Wi-Fi is ubiquitous. No longer the realm of coffee shops and homes, Wi-Fi spans entire neighborhoods. Trains, planes and automobiles are Wi-Fi equipped. Cruise ships have Wi-Fi. Comcast (CMCSA) has even made every customer’s router into a public Wi-Fi hotspot.

That’s good news if you’re a cell phone user. The more you email, watch Netflix (NFLX, Tech30), stream Pandora (P) and surf Facebook (FB, Tech30) over Wi-Fi, the fewer gigabytes you have to buy from your cell phone company. Plus, calls and texts are now able to be sent over Wi-Fi too.

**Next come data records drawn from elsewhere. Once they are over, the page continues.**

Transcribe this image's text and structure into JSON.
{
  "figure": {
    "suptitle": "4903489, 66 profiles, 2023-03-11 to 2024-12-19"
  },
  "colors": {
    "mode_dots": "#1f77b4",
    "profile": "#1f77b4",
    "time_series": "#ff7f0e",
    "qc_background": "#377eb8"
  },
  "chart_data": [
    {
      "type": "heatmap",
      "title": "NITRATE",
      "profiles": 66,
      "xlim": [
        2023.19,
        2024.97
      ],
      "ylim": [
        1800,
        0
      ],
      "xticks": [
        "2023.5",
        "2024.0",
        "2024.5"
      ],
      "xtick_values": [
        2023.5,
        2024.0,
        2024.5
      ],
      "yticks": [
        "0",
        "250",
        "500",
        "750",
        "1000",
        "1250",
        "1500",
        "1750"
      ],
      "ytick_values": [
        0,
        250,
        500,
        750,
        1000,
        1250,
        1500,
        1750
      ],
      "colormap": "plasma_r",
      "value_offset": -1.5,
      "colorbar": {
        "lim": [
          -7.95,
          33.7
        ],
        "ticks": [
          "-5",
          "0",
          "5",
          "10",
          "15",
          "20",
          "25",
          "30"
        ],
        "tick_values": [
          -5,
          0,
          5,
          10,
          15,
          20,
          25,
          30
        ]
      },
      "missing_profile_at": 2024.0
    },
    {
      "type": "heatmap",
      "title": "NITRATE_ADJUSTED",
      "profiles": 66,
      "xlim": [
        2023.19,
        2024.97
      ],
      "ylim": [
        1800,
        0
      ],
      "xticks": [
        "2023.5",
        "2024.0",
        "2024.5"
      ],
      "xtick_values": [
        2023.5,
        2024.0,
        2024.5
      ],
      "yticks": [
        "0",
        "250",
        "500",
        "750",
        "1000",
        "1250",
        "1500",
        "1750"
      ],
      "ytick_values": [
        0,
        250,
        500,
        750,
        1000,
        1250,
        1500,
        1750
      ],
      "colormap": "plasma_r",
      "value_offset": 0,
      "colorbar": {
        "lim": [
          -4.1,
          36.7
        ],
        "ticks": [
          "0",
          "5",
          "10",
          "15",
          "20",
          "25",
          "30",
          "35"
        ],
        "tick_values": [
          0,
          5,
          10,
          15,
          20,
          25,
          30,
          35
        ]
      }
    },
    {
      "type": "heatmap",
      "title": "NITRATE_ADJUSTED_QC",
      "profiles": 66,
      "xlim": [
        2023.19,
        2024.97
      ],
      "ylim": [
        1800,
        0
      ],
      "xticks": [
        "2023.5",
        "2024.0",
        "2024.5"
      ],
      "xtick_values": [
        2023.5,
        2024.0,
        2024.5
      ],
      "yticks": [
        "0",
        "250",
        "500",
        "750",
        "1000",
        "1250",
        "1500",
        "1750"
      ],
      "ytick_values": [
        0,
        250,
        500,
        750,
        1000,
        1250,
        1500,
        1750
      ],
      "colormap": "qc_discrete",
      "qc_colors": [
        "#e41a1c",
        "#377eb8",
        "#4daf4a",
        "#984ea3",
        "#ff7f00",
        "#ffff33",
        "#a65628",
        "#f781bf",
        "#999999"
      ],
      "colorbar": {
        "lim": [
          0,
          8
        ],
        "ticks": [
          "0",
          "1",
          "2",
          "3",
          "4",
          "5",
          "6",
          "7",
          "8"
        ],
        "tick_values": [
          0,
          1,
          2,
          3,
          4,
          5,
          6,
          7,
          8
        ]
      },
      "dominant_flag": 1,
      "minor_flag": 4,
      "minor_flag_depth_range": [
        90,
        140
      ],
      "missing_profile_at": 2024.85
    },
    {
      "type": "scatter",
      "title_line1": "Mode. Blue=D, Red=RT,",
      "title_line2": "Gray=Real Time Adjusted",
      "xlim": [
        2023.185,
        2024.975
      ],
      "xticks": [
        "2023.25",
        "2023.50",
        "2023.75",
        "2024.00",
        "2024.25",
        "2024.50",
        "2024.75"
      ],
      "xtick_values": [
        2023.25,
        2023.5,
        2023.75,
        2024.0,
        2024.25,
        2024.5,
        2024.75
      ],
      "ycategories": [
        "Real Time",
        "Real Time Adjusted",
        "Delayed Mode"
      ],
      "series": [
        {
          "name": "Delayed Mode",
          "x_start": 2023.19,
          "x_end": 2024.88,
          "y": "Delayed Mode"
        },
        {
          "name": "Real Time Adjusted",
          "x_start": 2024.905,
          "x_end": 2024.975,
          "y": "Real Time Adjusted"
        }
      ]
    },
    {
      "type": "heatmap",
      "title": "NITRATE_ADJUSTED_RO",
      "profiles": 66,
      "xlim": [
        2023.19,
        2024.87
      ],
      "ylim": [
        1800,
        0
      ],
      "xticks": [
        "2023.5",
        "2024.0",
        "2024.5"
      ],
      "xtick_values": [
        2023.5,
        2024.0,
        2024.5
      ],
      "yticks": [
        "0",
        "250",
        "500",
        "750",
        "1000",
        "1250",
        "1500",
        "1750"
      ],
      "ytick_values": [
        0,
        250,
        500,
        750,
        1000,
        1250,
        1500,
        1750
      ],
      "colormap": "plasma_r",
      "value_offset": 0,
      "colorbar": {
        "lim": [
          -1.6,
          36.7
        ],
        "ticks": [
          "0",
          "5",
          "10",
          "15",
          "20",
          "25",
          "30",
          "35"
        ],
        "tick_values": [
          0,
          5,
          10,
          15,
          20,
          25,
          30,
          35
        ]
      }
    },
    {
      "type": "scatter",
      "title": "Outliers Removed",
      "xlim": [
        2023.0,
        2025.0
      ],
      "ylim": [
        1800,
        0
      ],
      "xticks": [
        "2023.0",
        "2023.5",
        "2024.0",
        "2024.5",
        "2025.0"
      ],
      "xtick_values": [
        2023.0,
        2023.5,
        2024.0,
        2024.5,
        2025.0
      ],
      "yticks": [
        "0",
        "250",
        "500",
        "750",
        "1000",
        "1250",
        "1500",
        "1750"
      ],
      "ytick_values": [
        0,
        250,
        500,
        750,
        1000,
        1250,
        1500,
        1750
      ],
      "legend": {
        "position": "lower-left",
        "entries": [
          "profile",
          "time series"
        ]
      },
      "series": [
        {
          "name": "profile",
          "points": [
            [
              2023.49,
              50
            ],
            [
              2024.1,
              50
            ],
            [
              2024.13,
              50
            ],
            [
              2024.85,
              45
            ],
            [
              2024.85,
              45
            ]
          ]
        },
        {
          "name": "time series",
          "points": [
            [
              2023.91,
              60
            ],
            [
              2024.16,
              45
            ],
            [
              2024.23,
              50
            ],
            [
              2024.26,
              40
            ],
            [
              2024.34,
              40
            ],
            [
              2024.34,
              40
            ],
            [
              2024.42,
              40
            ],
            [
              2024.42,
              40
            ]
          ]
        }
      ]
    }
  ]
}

Broadband customers that actively use Wi-Fi on a regular basis save more than $30 per month on their wireless bill, according to a Macquarie Group survey published last week.

Don’t cry for the mobile carriers, they still have many profitable years ahead. Before going all WI-FI, you will want to be sure that hot-spots get more secure, too. Still, it is is a sign of the times that carriers like Verizon are reducing the bandwidth for 3G service and shifting it use by 4G.

The bottom line: Don’t be afraid to switch to save bucks.